For newer libraries (e.g. FastHTML) where LLMs may hallucinate the API, write a
`type: reference` spec documenting the subset you actually use. No code is generated —
the spec body is injected as context into every dependent soloist's prompt:

```markdown
---
name: fasthtml_interface
type: reference
---
# Overview
FastHTML is a Python web framework. Package: `python-fasthtml`. Import: `from fasthtml.common import *`.

# API
## Components
- `Div(**attrs, *children)` — renders a div
- `Form(hx_post, hx_swap, *children)` — HTMX-enabled form
- `Input(name, type, placeholder)` — form input

## App
- `@rt(path)` — route decorator
- `serve()` — start dev server

# Verification
```python
from fasthtml.common import Div, Form, Input
assert callable(Div)
```
```

### 3. Complex SDKs — adapter spec

For SDKs with many moving parts (e.g. Vercel AI SDK), write a thin adapter spec that wraps the SDK. Everything else in your project depends on *your adapter*, not the SDK directly. If you swap the underlying SDK, only the adapter spec changes:

```markdown
---
name: ai_client
type: bundle
dependencies: []
---
# AI Client

Wraps the Vercel AI SDK for this project.

## `streamChat(messages, options)`
Streams a chat completion using `streamText()` from the `ai` package.
Returns an AI SDK `StreamingTextResponse`.
```

See `examples/` for concrete interface and adapter spec examples.

## Sandboxed Execution (Docker)

For safety, SpecSoloist can run generated code and tests inside an isolated Docker container.

1.  **Build the sandbox image**:
    ```bash
    docker build -t specsoloist-sandbox -f docker/sandbox.Dockerfile .
    ```

2.  **Enable sandboxing**:
    ```bash
    export SPECSOLOIST_SANDBOX=true
    # Optional: override the image (default: specsoloist-sandbox)
    # export SPECSOLOIST_SANDBOX_IMAGE="my-custom-image"
    ```

3.  **Run tests**:
    `sp test my_module` will now wrap execution in `docker run`.

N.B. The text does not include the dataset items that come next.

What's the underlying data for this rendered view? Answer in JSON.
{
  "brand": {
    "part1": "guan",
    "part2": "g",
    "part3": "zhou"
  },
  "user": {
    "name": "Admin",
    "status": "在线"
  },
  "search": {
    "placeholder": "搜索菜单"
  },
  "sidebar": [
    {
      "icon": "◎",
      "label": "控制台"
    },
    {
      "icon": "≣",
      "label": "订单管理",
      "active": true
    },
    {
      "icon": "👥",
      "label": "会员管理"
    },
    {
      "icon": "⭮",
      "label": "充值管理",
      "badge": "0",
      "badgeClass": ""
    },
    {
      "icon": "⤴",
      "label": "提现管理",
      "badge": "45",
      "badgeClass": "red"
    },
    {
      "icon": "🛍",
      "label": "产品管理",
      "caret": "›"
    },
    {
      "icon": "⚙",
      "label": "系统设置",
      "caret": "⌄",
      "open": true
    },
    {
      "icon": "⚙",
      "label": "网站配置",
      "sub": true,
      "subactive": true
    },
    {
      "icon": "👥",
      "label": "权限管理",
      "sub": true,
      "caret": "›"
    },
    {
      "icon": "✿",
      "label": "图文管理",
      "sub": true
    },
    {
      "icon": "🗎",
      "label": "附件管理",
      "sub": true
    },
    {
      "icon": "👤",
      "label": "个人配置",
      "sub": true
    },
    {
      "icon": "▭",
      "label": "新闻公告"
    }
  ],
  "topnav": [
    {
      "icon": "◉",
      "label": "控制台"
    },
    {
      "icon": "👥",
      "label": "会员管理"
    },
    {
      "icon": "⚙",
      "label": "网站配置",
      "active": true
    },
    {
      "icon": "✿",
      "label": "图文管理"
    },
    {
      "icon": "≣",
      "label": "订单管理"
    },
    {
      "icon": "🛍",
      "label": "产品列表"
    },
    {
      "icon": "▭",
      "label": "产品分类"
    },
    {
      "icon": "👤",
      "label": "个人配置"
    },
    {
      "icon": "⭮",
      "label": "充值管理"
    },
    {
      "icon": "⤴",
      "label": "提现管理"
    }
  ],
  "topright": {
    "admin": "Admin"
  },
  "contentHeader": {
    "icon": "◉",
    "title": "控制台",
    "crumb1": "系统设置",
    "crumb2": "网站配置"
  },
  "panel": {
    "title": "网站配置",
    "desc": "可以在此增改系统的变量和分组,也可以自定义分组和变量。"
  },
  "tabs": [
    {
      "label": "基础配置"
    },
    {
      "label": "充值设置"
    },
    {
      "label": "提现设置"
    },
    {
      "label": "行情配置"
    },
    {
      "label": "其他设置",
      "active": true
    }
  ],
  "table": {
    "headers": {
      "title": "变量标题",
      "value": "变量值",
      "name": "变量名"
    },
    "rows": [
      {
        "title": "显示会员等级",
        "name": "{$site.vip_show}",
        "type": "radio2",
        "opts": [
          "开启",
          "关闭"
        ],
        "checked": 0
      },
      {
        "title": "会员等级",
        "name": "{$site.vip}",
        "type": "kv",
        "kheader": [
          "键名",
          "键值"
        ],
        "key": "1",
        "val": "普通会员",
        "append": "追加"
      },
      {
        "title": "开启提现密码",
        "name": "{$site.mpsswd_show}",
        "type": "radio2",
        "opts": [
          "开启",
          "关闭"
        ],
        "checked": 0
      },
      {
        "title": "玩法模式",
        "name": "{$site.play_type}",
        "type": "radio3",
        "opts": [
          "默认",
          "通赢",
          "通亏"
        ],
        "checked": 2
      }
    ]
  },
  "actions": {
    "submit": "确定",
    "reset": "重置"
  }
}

## Native Subagents (Claude & Gemini)

For the full agentic experience, SpecSoloist provides native subagent definitions for Claude Code and Gemini CLI. These allow the AI to delegate tasks to specialized agents:

| Agent | Purpose |
|-------|---------|
| `compose` | Draft architecture and specs from natural language |
| `conductor` | Orchestrate builds — resolves dependencies, spawns soloists |
| `soloist` | Compile a single spec — reads spec, writes code directly |
| `respec` | Extract requirements from code into specs |
| `fix` | Analyze failures, patch code, and re-test |

**Usage with Claude Code:**
```
> conduct score/
> respec src/specsoloist/parser.py to score/parser.spec.md
```

**Usage with Gemini CLI:**
```
> compose a todo app with user auth
```

The subagent definitions are in `.claude/agents/` and `.gemini/agents/`.